El aumento sostenido en los precios de los productos lácteos vuelve a sentirse en los mercados de Santa Cruz, donde comerciantes reportan nuevas listas de precios que han encarecido la leche y el queso en las últimas semanas.

En los centros de abasto, el litro de leche se comercializa actualmente entre Bs 8 y Bs 9,50, mientras que el kilo de queso alcanza hasta Bs 48, cifras que, según las vendedoras, reflejan una tendencia al alza que se viene repitiendo de forma gradual.

Las comerciantes señalan que el incremento responde a ajustes que realizan los proveedores al momento de la entrega, sin ofrecer explicaciones detalladas. Esto genera incertidumbre en la cadena de venta minorista, que termina trasladando los costos al consumidor final.
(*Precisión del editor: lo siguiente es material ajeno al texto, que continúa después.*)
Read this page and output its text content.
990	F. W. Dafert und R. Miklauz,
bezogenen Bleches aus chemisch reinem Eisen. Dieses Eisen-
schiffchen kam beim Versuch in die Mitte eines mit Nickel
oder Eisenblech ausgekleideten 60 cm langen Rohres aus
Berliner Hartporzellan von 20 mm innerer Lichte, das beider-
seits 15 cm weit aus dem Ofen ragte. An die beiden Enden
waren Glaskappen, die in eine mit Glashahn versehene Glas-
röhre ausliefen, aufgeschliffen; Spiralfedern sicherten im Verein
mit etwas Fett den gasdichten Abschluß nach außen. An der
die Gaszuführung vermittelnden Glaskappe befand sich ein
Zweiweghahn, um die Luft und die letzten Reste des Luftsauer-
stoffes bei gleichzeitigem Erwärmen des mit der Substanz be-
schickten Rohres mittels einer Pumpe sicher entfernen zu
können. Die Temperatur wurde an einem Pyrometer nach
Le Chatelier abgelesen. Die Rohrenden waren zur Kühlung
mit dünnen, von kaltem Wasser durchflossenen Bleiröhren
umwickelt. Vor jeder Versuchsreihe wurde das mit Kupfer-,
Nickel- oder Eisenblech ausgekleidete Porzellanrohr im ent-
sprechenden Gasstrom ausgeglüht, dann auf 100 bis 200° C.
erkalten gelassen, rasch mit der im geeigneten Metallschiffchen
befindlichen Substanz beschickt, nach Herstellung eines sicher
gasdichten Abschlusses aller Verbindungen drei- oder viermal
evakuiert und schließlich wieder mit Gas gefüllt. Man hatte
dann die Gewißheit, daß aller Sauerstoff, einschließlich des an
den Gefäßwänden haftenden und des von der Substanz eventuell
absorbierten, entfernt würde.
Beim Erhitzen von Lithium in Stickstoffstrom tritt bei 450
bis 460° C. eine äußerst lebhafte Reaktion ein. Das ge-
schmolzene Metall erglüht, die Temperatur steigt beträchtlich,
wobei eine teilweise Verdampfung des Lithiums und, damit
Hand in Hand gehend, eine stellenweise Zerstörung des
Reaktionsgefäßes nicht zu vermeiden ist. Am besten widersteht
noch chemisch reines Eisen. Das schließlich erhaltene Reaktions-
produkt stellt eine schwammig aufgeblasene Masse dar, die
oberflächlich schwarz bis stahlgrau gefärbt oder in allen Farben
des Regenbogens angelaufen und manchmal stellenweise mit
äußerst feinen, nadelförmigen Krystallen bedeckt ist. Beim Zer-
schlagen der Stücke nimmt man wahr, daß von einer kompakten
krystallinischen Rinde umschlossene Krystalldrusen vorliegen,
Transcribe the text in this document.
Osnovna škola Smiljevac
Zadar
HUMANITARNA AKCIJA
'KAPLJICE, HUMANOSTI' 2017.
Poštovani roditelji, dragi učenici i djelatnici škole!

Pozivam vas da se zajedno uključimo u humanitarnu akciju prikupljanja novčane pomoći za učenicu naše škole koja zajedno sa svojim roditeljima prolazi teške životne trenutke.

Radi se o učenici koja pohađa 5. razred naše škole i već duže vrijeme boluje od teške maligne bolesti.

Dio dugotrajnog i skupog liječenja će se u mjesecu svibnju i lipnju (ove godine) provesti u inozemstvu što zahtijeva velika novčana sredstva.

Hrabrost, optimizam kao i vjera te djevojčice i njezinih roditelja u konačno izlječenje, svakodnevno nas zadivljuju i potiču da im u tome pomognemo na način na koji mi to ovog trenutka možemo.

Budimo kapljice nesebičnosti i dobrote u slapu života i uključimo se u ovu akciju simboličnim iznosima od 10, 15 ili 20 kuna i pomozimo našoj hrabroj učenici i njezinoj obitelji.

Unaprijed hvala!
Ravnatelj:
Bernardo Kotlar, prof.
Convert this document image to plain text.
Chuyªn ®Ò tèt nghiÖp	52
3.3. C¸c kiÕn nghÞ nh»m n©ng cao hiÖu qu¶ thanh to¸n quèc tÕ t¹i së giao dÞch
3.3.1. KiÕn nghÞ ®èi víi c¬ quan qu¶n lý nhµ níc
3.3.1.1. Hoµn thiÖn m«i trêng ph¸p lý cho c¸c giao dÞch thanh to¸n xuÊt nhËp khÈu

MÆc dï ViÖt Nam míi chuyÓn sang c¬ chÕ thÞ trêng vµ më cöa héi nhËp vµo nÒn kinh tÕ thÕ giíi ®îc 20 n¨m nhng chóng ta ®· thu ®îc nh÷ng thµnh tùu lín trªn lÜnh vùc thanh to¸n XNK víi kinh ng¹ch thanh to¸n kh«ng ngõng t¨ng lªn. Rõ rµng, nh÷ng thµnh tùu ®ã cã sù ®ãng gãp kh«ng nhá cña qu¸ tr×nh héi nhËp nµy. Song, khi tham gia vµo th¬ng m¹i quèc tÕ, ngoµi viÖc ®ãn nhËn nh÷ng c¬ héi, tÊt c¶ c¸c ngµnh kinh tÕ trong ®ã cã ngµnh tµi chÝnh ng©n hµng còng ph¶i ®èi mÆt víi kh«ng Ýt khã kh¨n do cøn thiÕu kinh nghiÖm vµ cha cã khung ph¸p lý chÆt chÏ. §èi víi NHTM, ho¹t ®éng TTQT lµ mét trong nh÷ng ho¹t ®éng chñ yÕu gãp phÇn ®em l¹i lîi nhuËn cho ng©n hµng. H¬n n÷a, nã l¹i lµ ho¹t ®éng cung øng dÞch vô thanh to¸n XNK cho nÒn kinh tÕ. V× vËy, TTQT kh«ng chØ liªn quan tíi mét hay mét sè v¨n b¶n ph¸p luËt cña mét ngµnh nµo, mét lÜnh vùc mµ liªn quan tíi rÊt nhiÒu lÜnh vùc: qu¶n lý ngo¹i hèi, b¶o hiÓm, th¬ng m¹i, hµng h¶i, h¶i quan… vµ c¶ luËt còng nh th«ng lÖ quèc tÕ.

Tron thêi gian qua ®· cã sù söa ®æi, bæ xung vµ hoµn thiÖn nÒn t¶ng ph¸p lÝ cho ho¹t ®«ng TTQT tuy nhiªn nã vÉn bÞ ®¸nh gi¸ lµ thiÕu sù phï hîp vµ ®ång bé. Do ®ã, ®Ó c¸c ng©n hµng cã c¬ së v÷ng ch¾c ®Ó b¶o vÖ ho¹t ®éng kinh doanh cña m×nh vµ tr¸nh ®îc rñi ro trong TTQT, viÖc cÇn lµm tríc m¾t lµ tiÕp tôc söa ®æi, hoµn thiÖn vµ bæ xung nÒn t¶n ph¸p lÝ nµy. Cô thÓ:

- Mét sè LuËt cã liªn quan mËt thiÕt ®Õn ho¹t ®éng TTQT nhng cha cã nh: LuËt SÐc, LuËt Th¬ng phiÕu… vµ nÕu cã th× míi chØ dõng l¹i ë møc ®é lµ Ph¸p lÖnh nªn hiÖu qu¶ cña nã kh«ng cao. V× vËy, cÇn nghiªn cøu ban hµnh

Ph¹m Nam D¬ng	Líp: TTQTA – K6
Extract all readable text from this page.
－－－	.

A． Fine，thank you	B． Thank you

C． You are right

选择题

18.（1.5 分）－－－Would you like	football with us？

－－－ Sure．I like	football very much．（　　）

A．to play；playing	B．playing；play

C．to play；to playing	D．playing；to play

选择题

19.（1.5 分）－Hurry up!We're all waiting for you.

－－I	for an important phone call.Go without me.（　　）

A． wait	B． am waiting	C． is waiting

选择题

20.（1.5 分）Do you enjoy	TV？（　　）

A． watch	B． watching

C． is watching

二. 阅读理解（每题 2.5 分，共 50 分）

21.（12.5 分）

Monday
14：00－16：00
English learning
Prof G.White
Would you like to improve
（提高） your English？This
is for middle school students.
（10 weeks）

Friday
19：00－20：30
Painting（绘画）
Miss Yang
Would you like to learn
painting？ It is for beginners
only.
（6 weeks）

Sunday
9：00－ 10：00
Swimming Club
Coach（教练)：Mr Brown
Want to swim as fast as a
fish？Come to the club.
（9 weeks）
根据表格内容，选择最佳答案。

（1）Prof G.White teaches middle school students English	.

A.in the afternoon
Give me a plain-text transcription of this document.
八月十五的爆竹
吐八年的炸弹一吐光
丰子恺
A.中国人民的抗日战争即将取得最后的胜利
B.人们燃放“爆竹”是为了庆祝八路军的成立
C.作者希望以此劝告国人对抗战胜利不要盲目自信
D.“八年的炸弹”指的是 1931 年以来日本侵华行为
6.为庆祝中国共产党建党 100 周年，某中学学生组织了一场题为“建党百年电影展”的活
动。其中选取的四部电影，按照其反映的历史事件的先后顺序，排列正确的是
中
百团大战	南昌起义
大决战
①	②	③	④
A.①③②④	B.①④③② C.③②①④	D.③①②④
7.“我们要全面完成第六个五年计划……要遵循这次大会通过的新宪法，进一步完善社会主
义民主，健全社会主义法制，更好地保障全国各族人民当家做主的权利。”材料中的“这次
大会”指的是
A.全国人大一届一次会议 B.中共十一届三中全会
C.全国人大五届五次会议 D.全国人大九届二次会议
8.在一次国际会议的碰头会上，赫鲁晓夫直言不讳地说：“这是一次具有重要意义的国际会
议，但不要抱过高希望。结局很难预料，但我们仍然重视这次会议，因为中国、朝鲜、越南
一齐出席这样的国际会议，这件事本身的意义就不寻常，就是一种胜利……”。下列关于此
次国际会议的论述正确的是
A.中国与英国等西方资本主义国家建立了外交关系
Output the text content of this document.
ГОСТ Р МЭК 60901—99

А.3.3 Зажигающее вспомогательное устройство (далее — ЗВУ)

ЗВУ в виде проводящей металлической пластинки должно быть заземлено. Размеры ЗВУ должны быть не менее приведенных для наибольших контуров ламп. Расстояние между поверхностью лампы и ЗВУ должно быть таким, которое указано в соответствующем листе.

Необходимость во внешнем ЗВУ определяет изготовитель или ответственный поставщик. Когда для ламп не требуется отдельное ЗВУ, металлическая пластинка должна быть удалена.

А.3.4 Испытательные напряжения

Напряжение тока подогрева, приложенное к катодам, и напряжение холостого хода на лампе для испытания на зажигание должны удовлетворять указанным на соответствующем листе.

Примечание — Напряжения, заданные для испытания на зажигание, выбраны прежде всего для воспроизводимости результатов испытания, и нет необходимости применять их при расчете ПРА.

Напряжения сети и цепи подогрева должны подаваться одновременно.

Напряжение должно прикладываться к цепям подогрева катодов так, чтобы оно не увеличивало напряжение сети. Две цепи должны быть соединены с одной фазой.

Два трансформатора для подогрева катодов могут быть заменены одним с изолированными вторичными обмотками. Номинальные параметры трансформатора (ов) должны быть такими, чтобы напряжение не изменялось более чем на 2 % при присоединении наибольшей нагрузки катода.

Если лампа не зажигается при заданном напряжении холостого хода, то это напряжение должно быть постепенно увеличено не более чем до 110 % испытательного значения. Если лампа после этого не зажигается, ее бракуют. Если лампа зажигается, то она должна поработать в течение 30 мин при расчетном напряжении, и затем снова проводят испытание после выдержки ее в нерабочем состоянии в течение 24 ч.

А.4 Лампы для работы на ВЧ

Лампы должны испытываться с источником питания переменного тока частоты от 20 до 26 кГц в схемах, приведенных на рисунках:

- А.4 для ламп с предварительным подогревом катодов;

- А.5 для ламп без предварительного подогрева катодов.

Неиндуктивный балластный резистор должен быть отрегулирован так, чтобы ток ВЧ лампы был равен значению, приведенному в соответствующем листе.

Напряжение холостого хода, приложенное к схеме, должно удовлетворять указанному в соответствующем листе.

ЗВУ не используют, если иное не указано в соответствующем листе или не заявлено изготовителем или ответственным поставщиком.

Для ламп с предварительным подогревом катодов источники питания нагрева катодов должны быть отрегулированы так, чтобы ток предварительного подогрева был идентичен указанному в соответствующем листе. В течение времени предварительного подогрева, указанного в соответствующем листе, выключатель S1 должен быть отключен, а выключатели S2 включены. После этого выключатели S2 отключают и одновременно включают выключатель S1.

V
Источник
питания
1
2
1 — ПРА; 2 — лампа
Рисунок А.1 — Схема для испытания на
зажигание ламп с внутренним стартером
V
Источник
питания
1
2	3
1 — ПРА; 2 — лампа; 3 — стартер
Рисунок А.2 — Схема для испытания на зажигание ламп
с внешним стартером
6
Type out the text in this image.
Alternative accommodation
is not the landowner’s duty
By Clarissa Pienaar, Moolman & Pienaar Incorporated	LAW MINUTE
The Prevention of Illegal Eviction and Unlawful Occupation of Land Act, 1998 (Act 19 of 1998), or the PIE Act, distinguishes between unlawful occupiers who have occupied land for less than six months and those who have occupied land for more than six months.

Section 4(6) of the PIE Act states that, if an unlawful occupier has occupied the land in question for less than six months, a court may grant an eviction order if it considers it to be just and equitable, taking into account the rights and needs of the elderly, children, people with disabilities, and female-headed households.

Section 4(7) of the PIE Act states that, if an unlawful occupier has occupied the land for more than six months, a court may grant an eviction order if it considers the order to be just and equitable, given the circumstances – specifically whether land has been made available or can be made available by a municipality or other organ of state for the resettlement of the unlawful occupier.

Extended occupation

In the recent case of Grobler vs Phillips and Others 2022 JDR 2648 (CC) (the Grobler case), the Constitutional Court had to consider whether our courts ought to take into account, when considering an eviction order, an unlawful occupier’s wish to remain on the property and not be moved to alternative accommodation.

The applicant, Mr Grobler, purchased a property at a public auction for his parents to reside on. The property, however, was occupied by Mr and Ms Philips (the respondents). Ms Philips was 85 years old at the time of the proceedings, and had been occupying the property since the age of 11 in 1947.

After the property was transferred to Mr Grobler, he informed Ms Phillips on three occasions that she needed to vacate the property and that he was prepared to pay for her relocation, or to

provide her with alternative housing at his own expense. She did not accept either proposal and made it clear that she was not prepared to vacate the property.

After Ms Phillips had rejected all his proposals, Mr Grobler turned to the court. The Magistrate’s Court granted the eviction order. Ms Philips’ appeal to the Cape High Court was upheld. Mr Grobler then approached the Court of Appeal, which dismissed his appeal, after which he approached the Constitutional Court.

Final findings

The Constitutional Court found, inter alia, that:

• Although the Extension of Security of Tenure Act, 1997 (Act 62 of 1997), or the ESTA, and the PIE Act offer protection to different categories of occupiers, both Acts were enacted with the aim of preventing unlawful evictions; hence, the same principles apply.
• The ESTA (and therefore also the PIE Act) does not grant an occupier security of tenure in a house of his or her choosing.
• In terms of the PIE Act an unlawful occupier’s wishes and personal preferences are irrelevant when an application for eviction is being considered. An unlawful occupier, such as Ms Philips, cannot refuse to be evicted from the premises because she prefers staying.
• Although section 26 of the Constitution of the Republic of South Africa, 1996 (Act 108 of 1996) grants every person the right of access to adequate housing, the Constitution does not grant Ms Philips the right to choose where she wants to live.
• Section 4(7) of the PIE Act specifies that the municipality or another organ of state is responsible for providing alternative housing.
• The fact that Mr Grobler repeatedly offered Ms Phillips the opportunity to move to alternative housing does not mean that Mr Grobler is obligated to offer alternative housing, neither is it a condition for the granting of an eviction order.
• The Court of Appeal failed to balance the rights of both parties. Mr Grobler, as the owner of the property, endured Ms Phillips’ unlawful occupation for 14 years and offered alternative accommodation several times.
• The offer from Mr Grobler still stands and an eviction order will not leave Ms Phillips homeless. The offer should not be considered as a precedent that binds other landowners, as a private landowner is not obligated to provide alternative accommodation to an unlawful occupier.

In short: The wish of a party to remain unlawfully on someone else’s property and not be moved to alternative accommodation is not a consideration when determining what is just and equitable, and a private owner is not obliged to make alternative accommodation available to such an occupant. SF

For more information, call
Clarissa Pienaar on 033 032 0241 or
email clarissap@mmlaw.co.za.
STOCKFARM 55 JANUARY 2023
El impacto ya es visible en la dinámica diaria de los mercados: los compradores reducen cantidades y priorizan productos básicos. “La gente está llevando menos porque ya no alcanza el dinero”, comentan las vendedoras, quienes aseguran que el flujo de ventas ha disminuido.

Mientras tanto, el encarecimiento de los lácteos se suma a otras variaciones de precios que afectan la canasta familiar, incrementando la preocupación entre comerciantes y consumidores por la pérdida de poder adquisitivo.